Today, however, brings one of the most unintentionally humorous pieces I have seen in a long time. Michael Kazin writing in the New Republic ponderously announces that essentially all presidents end up unpopular. Indeed, nearly all of them leave office with their central goals unachieved. Obama is just another in a long string of presidents to whom this has happened. Hilarious!

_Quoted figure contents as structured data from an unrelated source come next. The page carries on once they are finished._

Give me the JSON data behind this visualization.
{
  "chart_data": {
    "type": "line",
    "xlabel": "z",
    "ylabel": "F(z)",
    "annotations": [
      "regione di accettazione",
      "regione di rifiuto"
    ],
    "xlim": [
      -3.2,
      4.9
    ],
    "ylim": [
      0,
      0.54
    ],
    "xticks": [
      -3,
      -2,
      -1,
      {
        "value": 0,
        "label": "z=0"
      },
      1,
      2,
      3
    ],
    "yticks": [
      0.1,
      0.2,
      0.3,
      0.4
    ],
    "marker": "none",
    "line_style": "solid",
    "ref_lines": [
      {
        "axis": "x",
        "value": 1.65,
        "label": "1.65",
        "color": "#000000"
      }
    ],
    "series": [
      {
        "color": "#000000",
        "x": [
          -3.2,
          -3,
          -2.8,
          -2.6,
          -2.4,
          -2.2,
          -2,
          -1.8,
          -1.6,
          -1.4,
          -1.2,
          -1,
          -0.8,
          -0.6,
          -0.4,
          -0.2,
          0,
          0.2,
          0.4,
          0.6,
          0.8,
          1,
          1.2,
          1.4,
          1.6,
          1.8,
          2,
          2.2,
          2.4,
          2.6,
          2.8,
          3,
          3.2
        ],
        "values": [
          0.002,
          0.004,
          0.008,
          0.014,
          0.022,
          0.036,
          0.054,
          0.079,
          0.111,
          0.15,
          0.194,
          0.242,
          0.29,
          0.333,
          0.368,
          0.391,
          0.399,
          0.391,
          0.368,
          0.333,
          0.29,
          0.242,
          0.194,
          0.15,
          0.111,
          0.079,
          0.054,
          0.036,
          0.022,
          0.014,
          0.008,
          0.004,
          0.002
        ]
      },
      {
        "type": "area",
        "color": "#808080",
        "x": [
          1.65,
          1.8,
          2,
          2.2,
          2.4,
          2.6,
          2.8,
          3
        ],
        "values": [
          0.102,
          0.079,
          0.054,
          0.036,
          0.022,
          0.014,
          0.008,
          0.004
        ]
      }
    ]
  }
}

Let's look back to see reality. Kazin speaks of presidencies since Theodore Roosevelt. That covers 108 years. Kazin admits that FDR, Eisenhower, Coolidge and Reagan avoided this pitfall and left with full popularity. That covers about 35 years of the period. But even as to the other 73 years, Kazin is not asking the right question. The issue is not which president left without high popularity; it is rather which ones lost their popularity by just two and a half years into their first term and which ones had their programs so completely rejected by public opinion in that short of a time. The answer is not many. George W. Bush was extremely popular after two and a half years in office. He only was brought down by the relentless bad news of the Iraq war as it continued year after year. Bill Clinton was not riding high, but he was still doing fine after a two and half years. George H.W. Bush was at the peak of his popularity after two and a half years. Even Jimmy Carter was not at the depths that Obama has reached in this short time. Gerald Ford can be skipped since he never won the office. Richard Nixon was well on the way to an enormous landslide re-election by this point in his first term. Lyndon Johnson was at his greatest strength and popularity after two and a half years. JFK was also quite popular after two and a half years. Harry Truman is the first president where Kazin's discussion finds a sympathetic example. Herbert Hoover is the second, but Hoover was facing the start of the great depression. Woodrow Wilson was doing quite well in 1915; he was keeping the USA out of World War I. I do not know if there were polls during the Taft administration, so I will offer no evidence on that score. I also omitted Warren Harding since he did not live to see two and a half years in office.
So Obama's fellow presidents who seemed to be failing after two and a half years in office were Truman and Hoover. That means that in 108 years, the presidents in that position were in office for just 13 years or just over 10% of the time.
It seems that Kazin's analysis works just about as well as Obama's economic theories. Both are failures. Sooner or later the left is going to have to recognize Obama for the failure he has been.